’Maakt discipelen . . . onderwijst hen’
„Gaat daarom en maakt discipelen van mensen uit alle natiën, hen dopende in de naam van de Vader en van de Zoon en van de heilige geest, en leert hun onderhouden alles wat ik u geboden heb.” — Matth. 28:19, 20.
1. Waarom dient het gebod om ’discipelen te maken en hen te onderwijzen’, zeer ernstig te worden opgevat?
HET gebod om discipelen te maken, is noch van mensen noch van engelen afkomstig. Het werd uitgevaardigd door de uit de doden opgewekte Zoon van God, die met betrekking tot zichzelf kon zeggen: „Alle autoriteit in hemel en op aarde is mij gegeven” (Matth. 28:18). Als „Koning der koningen en Heer der heren” heeft hij van zijn Vader de autoriteit ontvangen „alle regering en alle autoriteit en kracht” — zowel zichtbaar als onzichtbaar — die tegen rechtvaardige beginselen gekant is, teniet te doen (1 Kor. 15:24-26; Openb. 19:16). De autoriteit van Jezus Christus is niet tot de levenden beperkt. Hij is ook de Rechter van de doden, en krachtens zijn vermogen om de doden op te wekken, kan hij allen die zich in het graf bevinden, gebieden voor hem te verschijnen (Joh. 5:26-28; Hand. 10:42). Het gebod van iemand die met zo’n ontzagwekkende autoriteit is bekleed, dient door degenen op wie het van toepassing is, beslist als van het allergrootste belang beschouwd te worden.
2. Uit welke woorden van Jezus Christus blijkt dat het gebod om ’discipelen te maken’ van kracht blijft?
2 Er zijn reeds meer dan negentien eeuwen verstreken sinds Jezus Christus zei: „Maakt discipelen van mensen uit alle natiën, hen dopende in de naam van de Vader en van de Zoon en van de heilige geest, en leert hun onderhouden alles wat ik u geboden heb.” Zou het feit dat er sindsdien zoveel jaren zijn verstreken, kunnen betekenen dat dit gebod niet langer van toepassing is? Absoluut niet. Na dit gebod gegeven te hebben, voegde Jezus Christus er de verzekering aan toe: „Ziet! ik ben met u alle dagen tot het besluit van het samenstel van dingen” (Matth. 28:19, 20). Aangezien het voorzegde einde nog niet is gekomen, blijft het gebod om mensen tot discipelen te maken van kracht.
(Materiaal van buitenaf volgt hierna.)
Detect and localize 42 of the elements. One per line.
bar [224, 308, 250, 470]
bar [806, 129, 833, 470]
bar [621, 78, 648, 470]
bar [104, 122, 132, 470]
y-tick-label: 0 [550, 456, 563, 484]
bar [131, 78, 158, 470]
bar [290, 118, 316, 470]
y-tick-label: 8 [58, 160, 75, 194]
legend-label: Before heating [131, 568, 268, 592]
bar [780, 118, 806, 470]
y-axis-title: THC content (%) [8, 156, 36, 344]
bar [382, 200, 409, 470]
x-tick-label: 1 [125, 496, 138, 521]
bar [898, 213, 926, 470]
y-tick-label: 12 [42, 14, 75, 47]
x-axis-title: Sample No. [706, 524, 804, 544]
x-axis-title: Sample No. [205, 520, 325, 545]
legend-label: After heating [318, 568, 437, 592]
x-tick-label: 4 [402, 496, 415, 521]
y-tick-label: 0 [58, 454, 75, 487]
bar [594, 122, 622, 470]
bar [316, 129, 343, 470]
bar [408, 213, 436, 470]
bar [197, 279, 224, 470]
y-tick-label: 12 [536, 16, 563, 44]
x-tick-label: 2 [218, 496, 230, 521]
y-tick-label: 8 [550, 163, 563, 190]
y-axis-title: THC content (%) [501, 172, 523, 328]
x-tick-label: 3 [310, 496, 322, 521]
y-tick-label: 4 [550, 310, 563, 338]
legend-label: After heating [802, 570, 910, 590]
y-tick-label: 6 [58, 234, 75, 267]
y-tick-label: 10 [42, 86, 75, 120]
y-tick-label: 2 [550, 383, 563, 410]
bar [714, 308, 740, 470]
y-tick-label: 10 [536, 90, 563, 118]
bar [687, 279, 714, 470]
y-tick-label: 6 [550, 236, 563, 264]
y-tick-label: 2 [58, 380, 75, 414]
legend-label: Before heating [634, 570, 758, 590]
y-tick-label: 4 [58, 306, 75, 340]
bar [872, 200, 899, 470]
3. In welk opzicht is Jezus Christus thans met zijn gemeente, en waardoor wordt dit bewezen?
3 Hoewel Jezus Christus niet persoonlijk bij zijn discipelen aanwezig is, is hij wel in de geest bij hen en leidt hij het werk van zijn gemeente. Dit blijkt wel uit het feit dat er in deze „laatste dagen” meer ware discipelen van Jezus Christus zijn gemaakt dan in welke andere periode van de geschiedenis maar ook. De Zoon van God is inderdaad met de gemeente van zijn discipelen, zoals hij ruim negentienhonderd jaar geleden had beloofd.
WAT HET WIL ZEGGEN DISCIPELEN TE MAKEN
4. Wat wil het zeggen discipelen te maken?
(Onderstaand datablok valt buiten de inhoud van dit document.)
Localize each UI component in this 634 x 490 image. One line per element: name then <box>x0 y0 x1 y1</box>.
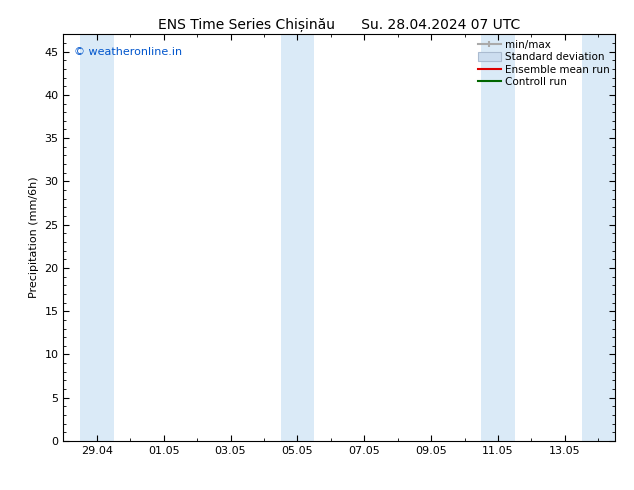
Bar <box>581 34 615 441</box>
Bar <box>281 34 314 441</box>
Bar <box>80 34 113 441</box>
Text: © weatheronline.in: © weatheronline.in <box>74 47 183 56</box>
Bar <box>481 34 515 441</box>
Legend: min/max, Standard deviation, Ensemble mean run, Controll run: min/max, Standard deviation, Ensemble me… <box>476 37 612 89</box>
Y-axis label: Precipitation (mm/6h): Precipitation (mm/6h) <box>29 177 39 298</box>
Title: ENS Time Series Chișinău      Su. 28.04.2024 07 UTC: ENS Time Series Chișinău Su. 28.04.2024 … <box>158 18 521 32</box>
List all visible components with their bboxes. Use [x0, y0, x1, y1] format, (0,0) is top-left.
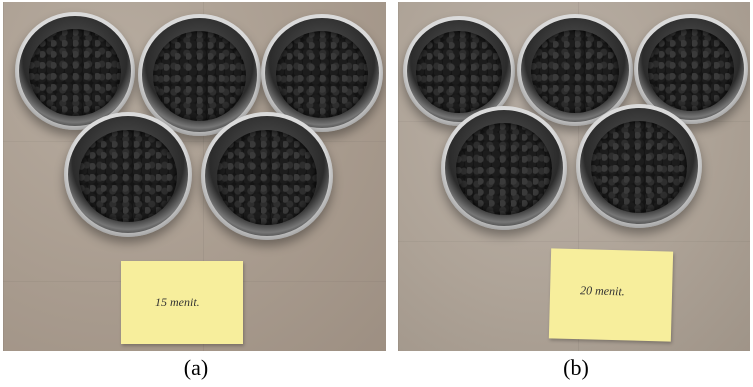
sample-bowl [634, 14, 748, 124]
black-sample [29, 28, 121, 116]
black-sample [216, 129, 318, 225]
black-sample [456, 123, 552, 216]
note-text: 20 menit. [579, 283, 625, 299]
black-sample [591, 121, 687, 214]
caption-b: (b) [563, 355, 589, 380]
sample-bowl [576, 104, 702, 228]
sample-bowl [201, 112, 333, 240]
black-sample [152, 31, 247, 122]
photo-panel-a: 15 menit. [3, 2, 386, 351]
sample-bowl [15, 12, 135, 130]
caption-a: (a) [183, 355, 209, 380]
sticky-note: 20 menit. [548, 248, 674, 342]
note-text: 15 menit. [155, 295, 200, 309]
sample-bowl [441, 106, 567, 230]
black-sample [416, 31, 502, 113]
photo-panel-b: 20 menit. [398, 2, 750, 351]
sample-bowl [403, 16, 515, 126]
sample-bowl [517, 14, 633, 126]
black-sample [647, 29, 735, 111]
black-sample [79, 129, 177, 222]
sample-bowl [138, 14, 261, 136]
black-sample [275, 30, 369, 118]
sticky-note: 15 menit. [121, 261, 243, 344]
sample-bowl [261, 14, 383, 132]
sample-bowl [64, 112, 192, 237]
black-sample [530, 29, 620, 113]
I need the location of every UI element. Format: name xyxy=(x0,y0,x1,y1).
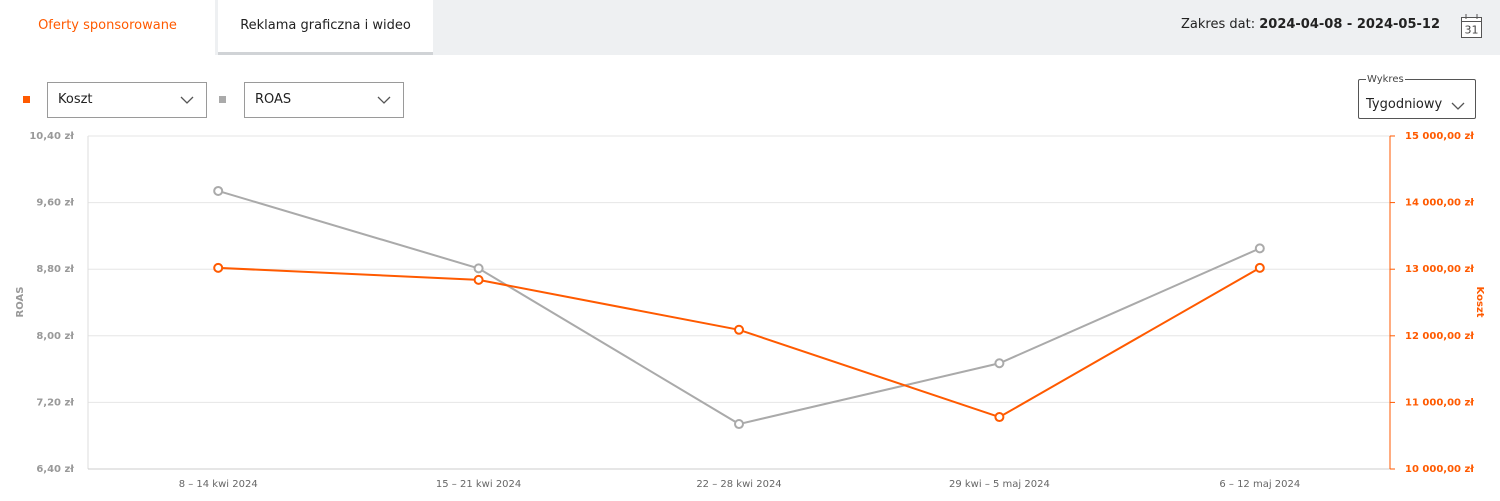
y2-axis-title: Koszt xyxy=(1474,287,1485,318)
y2-tick-label: 15 000,00 zł xyxy=(1405,131,1474,142)
x-tick-label: 29 kwi – 5 maj 2024 xyxy=(949,479,1050,490)
x-tick-label: 15 – 21 kwi 2024 xyxy=(436,479,521,490)
series-select[interactable]: ROAS xyxy=(244,82,404,118)
tab[interactable]: Reklama graficzna i wideo xyxy=(218,0,433,55)
data-point xyxy=(473,274,484,285)
data-point xyxy=(473,263,484,274)
calendar-icon[interactable]: 31 xyxy=(1460,13,1484,39)
legend-swatch xyxy=(219,96,226,103)
y2-tick-label: 10 000,00 zł xyxy=(1405,464,1474,475)
data-point xyxy=(734,324,744,335)
y2-tick-label: 11 000,00 zł xyxy=(1405,397,1474,408)
y-axis-title: ROAS xyxy=(15,287,26,318)
y-tick-label: 9,60 zł xyxy=(36,198,74,209)
y-tick-label: 10,40 zł xyxy=(29,131,74,142)
data-point xyxy=(1254,243,1265,254)
date-value: 2024-04-08 - 2024-05-12 xyxy=(1259,17,1440,32)
series-name: ROAS xyxy=(255,92,292,107)
y2-tick-label: 13 000,00 zł xyxy=(1405,264,1474,275)
chevron xyxy=(180,96,194,104)
series-name: Koszt xyxy=(58,92,93,107)
x-tick-label: 22 – 28 kwi 2024 xyxy=(696,479,781,490)
data-point xyxy=(994,412,1005,423)
date-label: Zakres dat: xyxy=(1181,17,1256,32)
x-tick-label: 8 – 14 kwi 2024 xyxy=(179,479,258,490)
y2-tick-label: 14 000,00 zł xyxy=(1405,198,1474,209)
data-point xyxy=(734,419,744,430)
data-point xyxy=(994,358,1005,369)
data-point xyxy=(213,185,224,196)
chart-type-select[interactable]: Wykres Tygodniowy xyxy=(1358,74,1476,119)
y-tick-label: 8,00 zł xyxy=(36,331,74,342)
y-tick-label: 8,80 zł xyxy=(36,264,74,275)
series-line xyxy=(217,189,1261,426)
y2-tick-label: 12 000,00 zł xyxy=(1405,331,1474,342)
top-bar: Oferty sponsorowane Reklama graficzna i … xyxy=(0,0,1500,55)
x-tick-label: 6 – 12 maj 2024 xyxy=(1219,479,1300,490)
select-value: Tygodniowy xyxy=(1366,97,1443,112)
legend-swatch xyxy=(23,96,30,103)
select-label: Wykres xyxy=(1367,74,1404,85)
y-tick-label: 7,20 zł xyxy=(36,397,74,408)
data-point xyxy=(213,262,224,273)
date-range[interactable]: Zakres dat: 2024-04-08 - 2024-05-12 xyxy=(1181,17,1440,32)
tab[interactable]: Oferty sponsorowane xyxy=(0,0,215,55)
chevron xyxy=(377,96,391,104)
series-line xyxy=(218,266,1261,419)
chevron xyxy=(1451,102,1465,110)
calendar-day: 31 xyxy=(1465,24,1479,37)
series-select[interactable]: Koszt xyxy=(47,82,207,118)
y-tick-label: 6,40 zł xyxy=(36,464,74,475)
data-point xyxy=(1254,262,1265,273)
4 Wat wil het eigenlijk zeggen discipelen te maken? Het betekent anderen te onderwijzen wat Jezus Christus heeft onderwezen en hen te helpen alles wat hij heeft geboden, te onderhouden. Een ware christen maakt personen niet tot discipelen van zichzelf, waarbij hij de onderwezenen ertoe brengt naar hem op te zien. Neen, ongeacht welk aandeel hij eraan heeft anderen te helpen, hij beseft dat zijn rol er een is van een dienstknecht of slaaf van God en van Jezus Christus.
5. Wat leren wij uit 1 Korinthiërs 2:4, 5 en 3:5-7 over het voorbeeld dat de apostel Paulus op het gebied van het maken van discipelen heeft gegeven?
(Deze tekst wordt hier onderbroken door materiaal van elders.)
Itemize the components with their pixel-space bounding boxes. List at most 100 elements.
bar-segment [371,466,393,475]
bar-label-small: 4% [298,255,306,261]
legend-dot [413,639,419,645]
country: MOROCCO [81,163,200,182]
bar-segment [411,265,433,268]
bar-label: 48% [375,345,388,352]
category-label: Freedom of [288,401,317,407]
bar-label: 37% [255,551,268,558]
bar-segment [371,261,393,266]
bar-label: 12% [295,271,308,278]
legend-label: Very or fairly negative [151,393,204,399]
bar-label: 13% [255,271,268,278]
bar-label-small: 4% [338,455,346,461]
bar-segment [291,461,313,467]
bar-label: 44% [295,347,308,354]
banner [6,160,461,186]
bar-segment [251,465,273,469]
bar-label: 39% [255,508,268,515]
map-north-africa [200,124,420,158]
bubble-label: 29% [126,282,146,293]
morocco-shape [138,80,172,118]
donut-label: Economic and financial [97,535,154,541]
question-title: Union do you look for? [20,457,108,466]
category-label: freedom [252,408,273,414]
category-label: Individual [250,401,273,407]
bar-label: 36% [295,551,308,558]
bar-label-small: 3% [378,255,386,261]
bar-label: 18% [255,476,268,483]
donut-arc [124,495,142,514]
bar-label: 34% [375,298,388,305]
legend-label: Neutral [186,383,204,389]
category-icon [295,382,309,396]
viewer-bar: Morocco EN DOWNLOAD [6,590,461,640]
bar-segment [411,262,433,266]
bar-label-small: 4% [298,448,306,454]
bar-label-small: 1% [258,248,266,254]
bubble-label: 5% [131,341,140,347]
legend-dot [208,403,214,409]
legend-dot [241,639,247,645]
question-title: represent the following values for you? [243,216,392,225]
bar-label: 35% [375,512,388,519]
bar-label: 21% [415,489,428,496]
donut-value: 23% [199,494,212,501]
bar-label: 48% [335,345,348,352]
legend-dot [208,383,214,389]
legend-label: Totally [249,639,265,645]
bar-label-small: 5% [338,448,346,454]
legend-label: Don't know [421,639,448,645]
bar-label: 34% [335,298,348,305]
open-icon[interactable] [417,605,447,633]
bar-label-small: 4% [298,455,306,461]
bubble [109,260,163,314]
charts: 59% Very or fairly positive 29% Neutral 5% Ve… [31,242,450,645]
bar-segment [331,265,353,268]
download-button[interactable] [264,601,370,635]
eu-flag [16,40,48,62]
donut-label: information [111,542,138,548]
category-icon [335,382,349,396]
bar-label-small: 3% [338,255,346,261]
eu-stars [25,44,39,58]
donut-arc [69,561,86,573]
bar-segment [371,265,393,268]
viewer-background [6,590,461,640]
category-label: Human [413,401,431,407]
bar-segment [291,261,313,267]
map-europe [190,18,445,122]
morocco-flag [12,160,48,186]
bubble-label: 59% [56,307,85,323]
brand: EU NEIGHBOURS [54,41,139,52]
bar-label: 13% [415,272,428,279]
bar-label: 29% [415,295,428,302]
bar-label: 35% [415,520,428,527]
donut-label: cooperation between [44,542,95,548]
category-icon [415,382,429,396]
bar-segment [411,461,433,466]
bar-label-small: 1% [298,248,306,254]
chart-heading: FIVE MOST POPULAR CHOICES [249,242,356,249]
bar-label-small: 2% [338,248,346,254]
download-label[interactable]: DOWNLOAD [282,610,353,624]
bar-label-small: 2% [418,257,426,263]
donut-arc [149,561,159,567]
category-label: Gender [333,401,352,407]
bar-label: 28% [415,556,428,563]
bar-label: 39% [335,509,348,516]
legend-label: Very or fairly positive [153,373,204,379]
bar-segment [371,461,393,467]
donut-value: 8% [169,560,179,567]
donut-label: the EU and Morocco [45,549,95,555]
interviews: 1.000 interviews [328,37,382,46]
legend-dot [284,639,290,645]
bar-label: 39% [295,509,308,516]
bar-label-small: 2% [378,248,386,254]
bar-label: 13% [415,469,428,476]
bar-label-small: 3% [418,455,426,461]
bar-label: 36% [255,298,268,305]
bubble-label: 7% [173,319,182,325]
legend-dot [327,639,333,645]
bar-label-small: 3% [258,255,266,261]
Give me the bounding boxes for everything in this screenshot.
5 Het voorbeeld van de apostel Paulus illustreert duidelijk welke houding christenen dienen te hebben wanneer zij een aandeel hebben aan het werk dat erin bestaat discipelen te maken. In zijn eerste brief aan de Korinthiërs wees de apostel erop dat hij niemand door schoonklinkende woorden trachtte te imponeren maar wilde dat zijn toehoorders hun geloof op Christus Jezus in plaats van op menselijke wijsheid zouden baseren en dat geloof door middel van Gods geest en kracht sterk zouden maken (1 Kor. 2:4, 5). Toen Paulus later zijn taak en die van Apollos besprak, schreef hij: „Wat dan is Apóllos? Ja, wat is Paulus? Dienaren door bemiddeling van wie gij gelovigen zijt geworden, zoals de Heer aan een ieder heeft geschonken. Ik heb geplant, Apóllos heeft begoten, maar God bleef het wasdom geven; zodat noch hij die plant iets is, noch hij die begiet, maar God, die het wasdom geeft” (1 Kor. 3:5-7). Ja, Paulus gaf alle eer voor de groei van de christelijke gemeente aan Jehovah God en bezag zichzelf nederig als een dienaar of slaaf die hard werkte om mensen tot discipelen te maken, niet van zichzelf, maar van Jezus Christus. Evenals Paulus dient een christen die een aandeel heeft aan dit zelfde werk, de aandacht van degenen die worden onderwezen niet op zichzelf te vestigen, maar op Jehovah God en de Heer Jezus Christus, als degenen die de werkelijke onderwijzers zijn.
6. Wat moeten wij in verband met de inhoud van ons onderwijs in gedachten houden, en hoe heeft Paulus in dit opzicht een goed voorbeeld gegeven?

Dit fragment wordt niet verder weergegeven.